Potential Benefits from Pediatric PT for a child with ASD:
Increased arm, leg, and core strength
Improved balance and dynamic control of self through space
Improved stability
Improved ball skills and object manipulation skills
Improved coordination
Improved gait pattern (if the child is a toe walker or struggling with obtaining the ability to walk or run)
Improved gross motor skills
Support with gross motor exploration and exposure to new motor tasks
Improved participation in physical activity (keeping them healthy and preventing health decline as the child ages into adulthood)
A new study in 2018 looked at a 48wk exercise program that improved quality of life, metabolic measurements, and autistic traits in the experimental group of children ages 6-12 years with ASD. This study is supporting the role of the physical therapist in promoting physical activity (PA) participation and getting a child with autism involved in community level PA.
Treatment at Milestone
Here at Milestone, Dr. McIntyre recognizes how unique and individual each child with Autism presents. To quote Dr. Stephen Shore ~
“If you’ve met one person with autism, you’ve met one person with autism.”
Dr. McIntyre works to design a program just as unique as the individual when working with the family and child with Autism. She takes into consideration the family’s goals, the child’s specific behavioral traits, sensory sensitivities, and personal likes/dislikes when designing her physical therapy intervention program. She also works to incorporate a child’s other therapists into the plan of care. She reaches out to occupational, speech, and ABA therapists for their goals and therapeutic advice for working with each specific child. As with any client, a child with ASD benefits so much more from a continuum of medical care and coordination between providers. Early physical therapy intervention could dramatically improve your child’s ability to socially play and interact without the barrier of physical limitations.

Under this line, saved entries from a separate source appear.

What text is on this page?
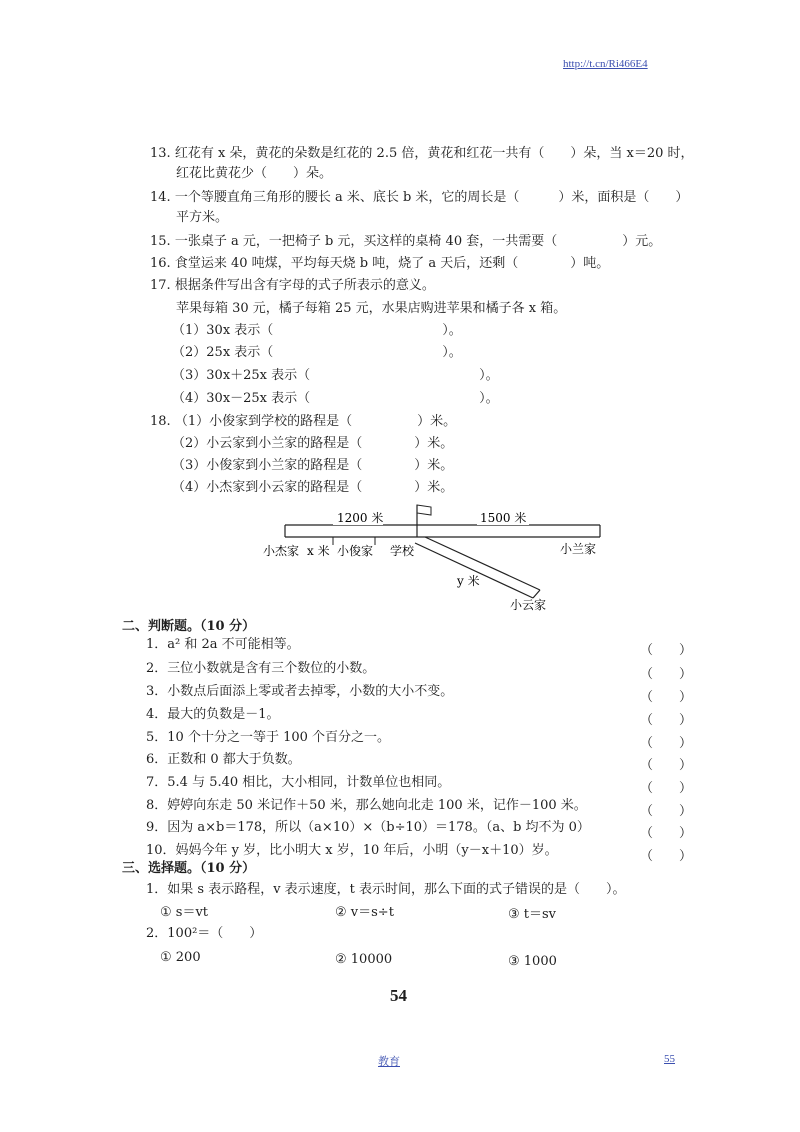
http://t.cn/Ri466E4
13. 红花有 x 朵，黄花的朵数是红花的 2.5 倍，黄花和红花一共有（　　）朵，当 x＝20 时，
红花比黄花少（　　）朵。
14. 一个等腰直角三角形的腰长 a 米、底长 b 米，它的周长是（　　　）米，面积是（　　）
平方米。
15. 一张桌子 a 元，一把椅子 b 元，买这样的桌椅 40 套，一共需要（　　　　　）元。
16. 食堂运来 40 吨煤，平均每天烧 b 吨，烧了 a 天后，还剩（　　　　）吨。
17. 根据条件写出含有字母的式子所表示的意义。
苹果每箱 30 元，橘子每箱 25 元，水果店购进苹果和橘子各 x 箱。
（1）30x 表示（　　　　　　　　　　　　　）。
（2）25x 表示（　　　　　　　　　　　　　）。
（3）30x＋25x 表示（　　　　　　　　　　　　　）。
（4）30x－25x 表示（　　　　　　　　　　　　　）。
18. （1）小俊家到学校的路程是（　　　　　）米。
（2）小云家到小兰家的路程是（　　　　）米。
（3）小俊家到小兰家的路程是（　　　　）米。
（4）小杰家到小云家的路程是（　　　　）米。
1200 米	1500 米
小杰家 x 米 小俊家 学校	小兰家
y 米
小云家
二、判断题。（10 分）
1．a² 和 2a 不可能相等。	（　　）
2．三位小数就是含有三个数位的小数。	（　　）
3．小数点后面添上零或者去掉零，小数的大小不变。	（　　）
4．最大的负数是－1。	（　　）
5．10 个十分之一等于 100 个百分之一。	（　　）
6．正数和 0 都大于负数。	（　　）
7．5.4 与 5.40 相比，大小相同，计数单位也相同。	（　　）
8．婷婷向东走 50 米记作＋50 米，那么她向北走 100 米，记作－100 米。	（　　）
9．因为 a×b＝178，所以（a×10）×（b÷10）＝178。（a、b 均不为 0）	（　　）
10．妈妈今年 y 岁，比小明大 x 岁，10 年后，小明（y－x＋10）岁。	（　　）
三、选择题。（10 分）
1．如果 s 表示路程，v 表示速度，t 表示时间，那么下面的式子错误的是（　　）。
① s＝vt	② v＝s÷t	③ t＝sv
2．100²＝（　　）
① 200	② 10000	③ 1000
54
教育	55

As more and more research continues to show tie between gross motor/coordination development and social function, physical therapy will continue to take on a more and more important role in facilitating the activities of daily living, school access, and participation in peer to peer play in children with ASD. Hopefully with more referrals and access to pediatric physical therapy research on children with ASD will also begin to demonstrate where PT can be most effective in helping these children reach their goals and promote independent function in our world.
Resources
AutismSpeaks.org
Downey et al. Motor Activity in Children With Autism: A Review of Current Literature. Journal of Pediatric Physical Therapy. 2012
Gima et al. Early motor signs of autism spectrum disorder in spontaneous position and movement of the head. Experimental Brain Research. 2018.
Haylie et al. Children with Autism Spectrum Disorder, Developmental Coordination Disorder, and typical development differ in characteristics of dynamic postural control: A preliminary study. Gait and Posture. 2018.
Holloway et al. Relationships Between Gross Motor Skills and Social Function in Young Boys With Autism Spectrum Disorder. Journal of Pediatric Physical Therapy. 2018.
Lane et al. Motor Characteristics of Young Children Referred for Possible Autism Spectrum Disorder. Journal of Pediatric Physical Therapy. 2012
Rosales et al. sEMG Analysis During Landing in Children With Autism Spectrum Disorder: A Pilot Study. Journal of Pediatric Physical Therapy. 2018
Toscano et al. Exercise Effects for Children With Autism Spectrum Disorder: Metabolic Health, Autistic Traits, and Quality of Life. Percept Mot Skills. 2018 Feb;125(1):126-146. doi: 10.1177/0031512517743823. Epub 2017 Dec 9.